Noch laufen die Arbeiten zur Sanierung der Landesstraße 201 auf einer Länge von 2,3 Kilometern in Oberuhldingen und Mühlhofen, doch langsam zeichnet sich jetzt ein Ende ab: Laut dem Baustelleninformationssystem des Landes Baden-Württemberg sollen die Arbeiten bis Freitag, 21. Juni, beendet werden. Die für die Bürgerinnen und Bürger belastenden Umleitungen werden dann wieder der Vergangenheit angehören.

Bürgermeister Lamm kritisiert Regierungspräsidium

Allerdings hatte es bereits kurz nach Beginn der Arbeiten Anfang Mai Ärger und Unverständnis gegeben: So wurde der im Vorfeld der Bauarbeiten in einer Gesprächsrunde zwischen Gemeinde, Regierungspräsidium (RP) und der Bodensee-Oberschwaben Verkehrsverbund GmbH (bodo) vereinbarte Bauablauf nicht eingehalten. Das RP hatte in einer Presseerklärung angekündigt, dass wegen der nicht vorhandenen Breite der Landesstraße der jeweilige Bauabschnitt voll gesperrt wird und man deshalb sieben Bauabschnitte bilden müsse, die beginnend ab dem Kreisverkehr in Oberuhldingen bis zum Ortsende in Mühlhofen nach und nach abgearbeitet würden. In der Realität sah es dann aber so aus, dass die gesamte Strecke von Oberuhldingen bis Ortsende Mühlhofen in einem Arbeitsvorgang abgefräst wurde „und die Bürgerschaft sich seither entgegen den Aussage des RP genervt mit Umleitungen in Oberuhldingen und Mühlhofen zurecht finden muss“, wie Bürgermeister Edgar Lamm dem SÜDKURIER mitteilte.
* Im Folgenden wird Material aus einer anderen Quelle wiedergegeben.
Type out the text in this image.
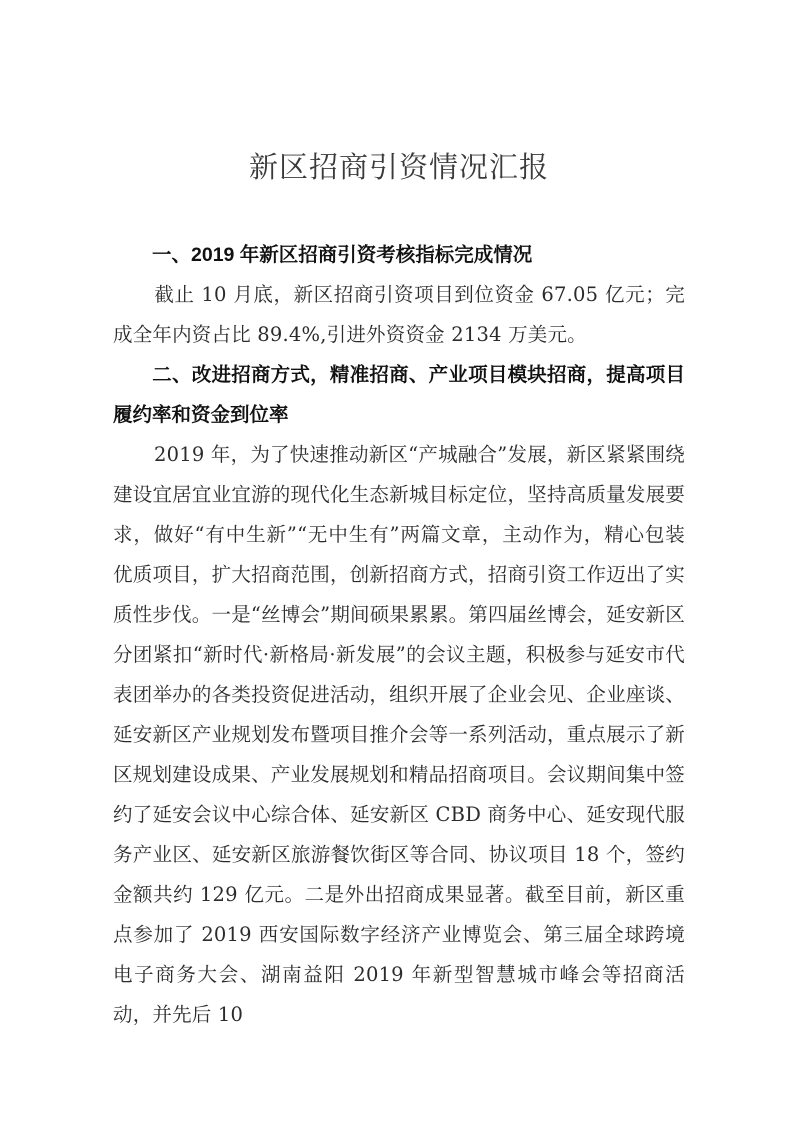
新区招商引资情况汇报

一、2019 年新区招商引资考核指标完成情况

截止 10 月底，新区招商引资项目到位资金 67.05 亿元；完成全年内资占比 89.4%,引进外资资金 2134 万美元。

二、改进招商方式，精准招商、产业项目模块招商，提高项目履约率和资金到位率

2019 年，为了快速推动新区“产城融合”发展，新区紧紧围绕建设宜居宜业宜游的现代化生态新城目标定位，坚持高质量发展要求，做好“有中生新”“无中生有”两篇文章，主动作为，精心包装优质项目，扩大招商范围，创新招商方式，招商引资工作迈出了实质性步伐。一是“丝博会”期间硕果累累。第四届丝博会，延安新区分团紧扣“新时代·新格局·新发展”的会议主题，积极参与延安市代表团举办的各类投资促进活动，组织开展了企业会见、企业座谈、延安新区产业规划发布暨项目推介会等一系列活动，重点展示了新区规划建设成果、产业发展规划和精品招商项目。会议期间集中签约了延安会议中心综合体、延安新区 CBD 商务中心、延安现代服务产业区、延安新区旅游餐饮街区等合同、协议项目 18 个，签约金额共约 129 亿元。二是外出招商成果显著。截至目前，新区重点参加了 2019 西安国际数字经济产业博览会、第三届全球跨境电子商务大会、湖南益阳 2019 年新型智慧城市峰会等招商活动，并先后 10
Für die Geschäfte und Betriebe bedeute dies einen enormen Umsatzeinbruch während den Sanierungsarbeiten. Lamm: „Dies alles finde ich sehr bedauerlich und enttäuschend, denn wenn man sich an das gehalten hätte, was einmal vereinbart war, hätte man großen Ärger vermeiden können.“

Sanierung ausgerechnet in den Pfingstferien

Betroffen von den Bauarbeiten ist beispielsweise das Auto und Traktormuseum, das für den überörtlichen Verkehr aus Richtung Überlingen nur über eine Umleitung über Meersburg zu erreichen ist. “Es ungünstig, dass die Baumaßnahmen in die Pfingstferien fallen“, teilte Silvia Georgi von der Geschäftsleitung mit. „Aber die Umleitungen sind sehr gut ausgeschildert und die Gäste finden uns dennoch. Wir haben versucht, die Umleitung bestmöglich an unsere Gäste und Gruppenreisenden zu kommunizieren.“ Inwieweit die Arbeiten die Besucherzahlen einschränkten, könne man nicht sagen, das sei nicht messbar.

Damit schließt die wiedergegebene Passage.